SEOUL, Jul. 14 (Korea Bizwire) — Drones, once the exclusive property of the military, have gone mainstream. Now, their use is only limited by one’s imagination.
Besides the military, law enforcement agencies may be the organizations that employ drones the most for their intended purpose. The police have increasingly begun to use drones to carry out search missions across large swathes of terrain.
By reducing the need to commit massive human resources to extensive search operations, drones provide the benefits of saving time and labor, as well as reducing the opportunity cost for society that missing police officers might cause.
Gyeonggi’s Southern Regional Police Department is leading the pack when it comes to the use of drones on missions. Last year, the department agreed to an MOU agreement with the Korea Drone Industry Association (KDIA) and used drones to carry out searches for missing and dead bodies in suspected murder cases.

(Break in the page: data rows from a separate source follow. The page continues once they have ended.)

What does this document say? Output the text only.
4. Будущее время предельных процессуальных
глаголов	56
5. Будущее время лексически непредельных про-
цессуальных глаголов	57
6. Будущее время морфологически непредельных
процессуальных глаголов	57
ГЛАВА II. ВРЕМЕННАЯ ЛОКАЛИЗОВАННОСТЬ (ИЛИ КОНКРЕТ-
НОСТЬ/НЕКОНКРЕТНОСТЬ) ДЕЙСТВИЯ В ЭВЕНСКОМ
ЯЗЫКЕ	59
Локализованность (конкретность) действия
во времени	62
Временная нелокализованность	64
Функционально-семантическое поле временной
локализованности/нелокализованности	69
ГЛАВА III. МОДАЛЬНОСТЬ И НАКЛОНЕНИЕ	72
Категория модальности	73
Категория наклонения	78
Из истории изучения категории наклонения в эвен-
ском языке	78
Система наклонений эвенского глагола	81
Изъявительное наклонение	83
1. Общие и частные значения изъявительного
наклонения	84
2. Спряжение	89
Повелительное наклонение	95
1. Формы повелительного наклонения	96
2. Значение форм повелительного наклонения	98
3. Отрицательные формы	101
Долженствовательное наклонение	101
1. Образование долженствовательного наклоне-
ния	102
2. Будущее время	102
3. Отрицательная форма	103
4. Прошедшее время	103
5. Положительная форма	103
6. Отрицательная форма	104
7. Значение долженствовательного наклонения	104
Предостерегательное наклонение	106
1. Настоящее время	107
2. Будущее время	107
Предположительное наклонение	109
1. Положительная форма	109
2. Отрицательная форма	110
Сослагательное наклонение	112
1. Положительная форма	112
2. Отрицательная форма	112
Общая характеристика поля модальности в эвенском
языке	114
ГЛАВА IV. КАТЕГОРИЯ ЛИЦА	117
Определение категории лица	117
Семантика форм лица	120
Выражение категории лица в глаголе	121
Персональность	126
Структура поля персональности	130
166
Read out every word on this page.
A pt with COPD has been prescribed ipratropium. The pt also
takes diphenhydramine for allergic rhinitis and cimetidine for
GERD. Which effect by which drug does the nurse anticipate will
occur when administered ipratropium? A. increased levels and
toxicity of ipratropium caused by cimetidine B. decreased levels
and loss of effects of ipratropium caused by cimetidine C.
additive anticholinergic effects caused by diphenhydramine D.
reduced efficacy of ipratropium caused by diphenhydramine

The department states that since its deal with the KDIA, drones have been used in seven different cases involving murder or missing persons.
Civic organizations are also figuring out novel ways of incorporating drones into their work. In Pyeongtaek, drones were used to check the air and waste pollution levels of factories, steam power plants and other industrial complexes.
In Gimhae, Gyeongnam, local authorities were able to crosscheck property tax documents with video footage taken by drones of the properties in doubt.
In Jeonju, a sports league using drones in a game of “drone soccer” has already been established, with drone pilots organized into various club teams. In drone soccer, each team is made up of five drones, and the purpose of the game is to fly into the opponent’s goal to win points.
Drones are even expected to be used in show business. This year, the Korea Content Agency fielded proposals for cultural content productions that would be funded by the government. One of the ideas proposed was for “Busking Drones”, a performance where drones would showcase different functions in time with music.
The KDIA has high hopes for the future of drones. “In the near future, drones will be used even more as the development of big data will enable drones to require less instruction when performing tasks,” an official said.